Help integrate people living with disabilities
EDITOR — I make reference to an article in yesterday’s Chronicle, titled: Further custody for crippled man “unable to function in prison”.
Persons with disabilities would like to raise their concern on the use of the word cripple to refer to a person with a disability in yesterday’s Chronicle. We expect journalists to promote the use of proper terminologies when referring to persons with disabilities.
The word cripple refers to a person or animal unable to use one or more limbs.
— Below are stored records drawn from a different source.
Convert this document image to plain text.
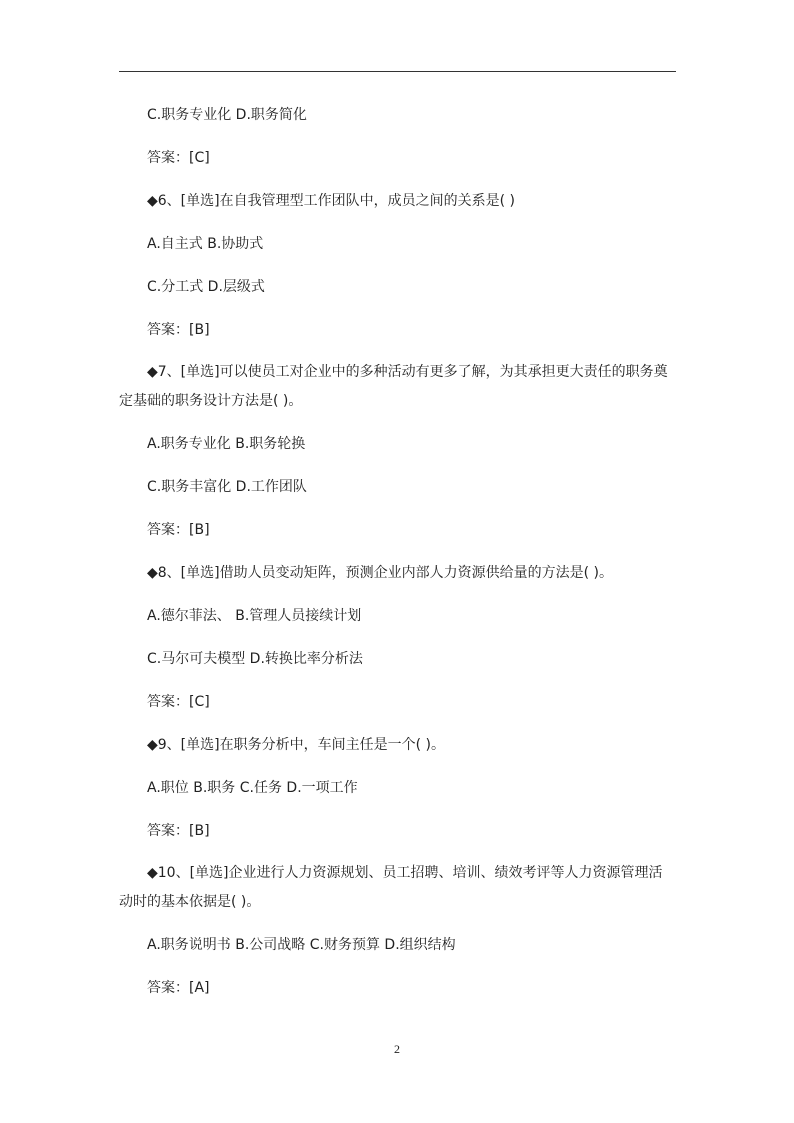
C.职务专业化 D.职务简化
答案：[C]
◆6、[单选]在自我管理型工作团队中，成员之间的关系是( )
A.自主式 B.协助式
C.分工式 D.层级式
答案：[B]
◆7、[单选]可以使员工对企业中的多种活动有更多了解，为其承担更大责任的职务奠定基础的职务设计方法是( )。
A.职务专业化 B.职务轮换
C.职务丰富化 D.工作团队
答案：[B]
◆8、[单选]借助人员变动矩阵，预测企业内部人力资源供给量的方法是( )。
A.德尔菲法、 B.管理人员接续计划
C.马尔可夫模型 D.转换比率分析法
答案：[C]
◆9、[单选]在职务分析中，车间主任是一个( )。
A.职位 B.职务 C.任务 D.一项工作
答案：[B]
◆10、[单选]企业进行人力资源规划、员工招聘、培训、绩效考评等人力资源管理活动时的基本依据是( )。
A.职务说明书 B.公司战略 C.财务预算 D.组织结构
答案：[A]
2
We are shocked that at a time when Zimbabwe is working towards the domestication of the United Nations Convention on the Rights of Persons with Disabilities (UNCRPD), ratified by the Government of Zimbabwe in September 2013, we still have journalists who use offensive language when referring to a person with a disability.
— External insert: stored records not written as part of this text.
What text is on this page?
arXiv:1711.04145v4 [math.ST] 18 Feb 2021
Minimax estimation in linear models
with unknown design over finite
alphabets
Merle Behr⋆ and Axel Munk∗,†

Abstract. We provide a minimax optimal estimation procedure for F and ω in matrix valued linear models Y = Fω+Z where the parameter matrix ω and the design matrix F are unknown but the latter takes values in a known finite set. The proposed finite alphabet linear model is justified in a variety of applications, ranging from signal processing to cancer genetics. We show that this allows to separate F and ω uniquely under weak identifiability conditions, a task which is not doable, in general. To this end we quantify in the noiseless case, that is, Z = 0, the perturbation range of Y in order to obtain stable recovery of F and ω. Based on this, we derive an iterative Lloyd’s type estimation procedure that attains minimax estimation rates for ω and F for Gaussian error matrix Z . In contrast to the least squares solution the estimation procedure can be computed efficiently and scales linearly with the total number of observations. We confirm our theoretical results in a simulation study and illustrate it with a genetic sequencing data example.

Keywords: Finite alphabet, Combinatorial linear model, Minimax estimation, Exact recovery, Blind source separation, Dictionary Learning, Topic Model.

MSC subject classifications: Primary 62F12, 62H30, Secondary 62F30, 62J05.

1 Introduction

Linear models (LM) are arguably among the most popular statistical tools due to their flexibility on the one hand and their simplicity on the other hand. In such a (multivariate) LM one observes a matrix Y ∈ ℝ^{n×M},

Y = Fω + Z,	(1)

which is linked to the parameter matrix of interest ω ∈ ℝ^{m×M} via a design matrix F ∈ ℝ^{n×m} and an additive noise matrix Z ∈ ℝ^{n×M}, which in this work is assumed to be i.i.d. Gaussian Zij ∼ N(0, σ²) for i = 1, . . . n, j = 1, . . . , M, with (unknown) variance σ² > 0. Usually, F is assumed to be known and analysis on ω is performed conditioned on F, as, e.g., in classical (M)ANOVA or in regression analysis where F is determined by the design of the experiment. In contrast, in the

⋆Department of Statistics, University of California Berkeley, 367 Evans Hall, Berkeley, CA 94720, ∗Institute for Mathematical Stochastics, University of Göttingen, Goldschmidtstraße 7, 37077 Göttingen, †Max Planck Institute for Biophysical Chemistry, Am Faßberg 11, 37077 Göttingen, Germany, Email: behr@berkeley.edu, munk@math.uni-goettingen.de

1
Our own Zimbabwe constitution uses the term “person with a disability” and even in public speaking, people do not use the term cripple, but use a nationally and universally acceptable term — person with a disability.
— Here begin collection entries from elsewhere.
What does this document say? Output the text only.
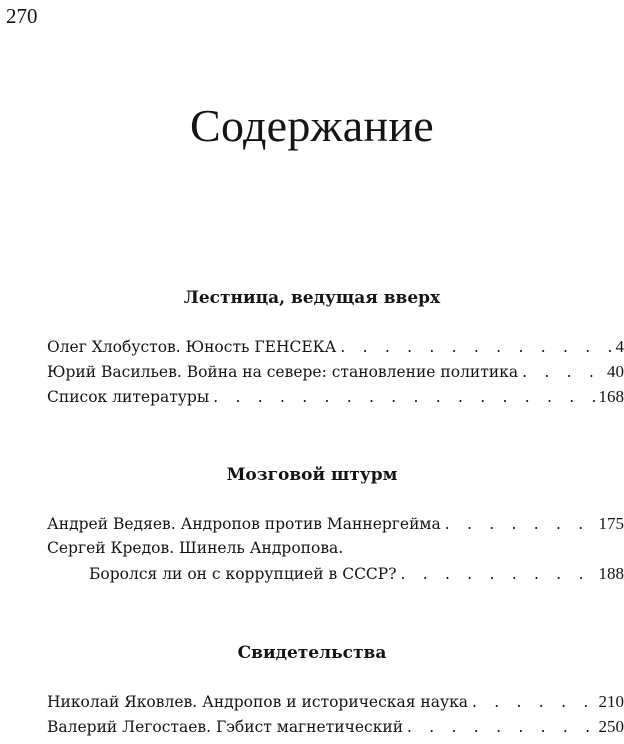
270
Содержание
Лестница, ведущая вверх
Олег Хлобустов. Юность ГЕНСЕКА . . .	4
Юрий Васильев. Война на севере: становление политика . . .	40
Список литературы . . .	168
Мозговой штурм
Андрей Ведяев. Андропов против Маннергейма . . .	175
Сергей Кредов. Шинель Андропова.
Боролся ли он с коррупцией в СССР? . . .	188
Свидетельства
Николай Яковлев. Андропов и историческая наука . . .	210
Валерий Легостаев. Гэбист магнетический . . .	250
This is the time when we expect our journalists to promote the integration of persons with disabilities by writing in a language that projects the human element in a person with a disability.
Imagine in present day Zimbabwe referring to a black person as a “kaffir”, an offensive term that was used during Rhodesia or referring to a black American as a “negro”, an offensive term that was used during the slave trade.
I call upon our journalists to be in the lead of encouraging communities to champion the integration and inclusion of persons with disabilities in all community programmes through effective use of their journalistic skills. Dr. Obadiah Thembani Moyo, president National Council of Disabled Persons of Zimbabwe (NCDPZ).Phone/Whatsapp: 0773064320 Email: email@example.com
Editor’s note: We apologise unreservedly for the use of the term “crippled man” in one of our headlines in yesterday’s edition of The Chronicle.
This newspaper does not discriminate against people living with disabilities and we wish to advise our readers that this will never be repeated.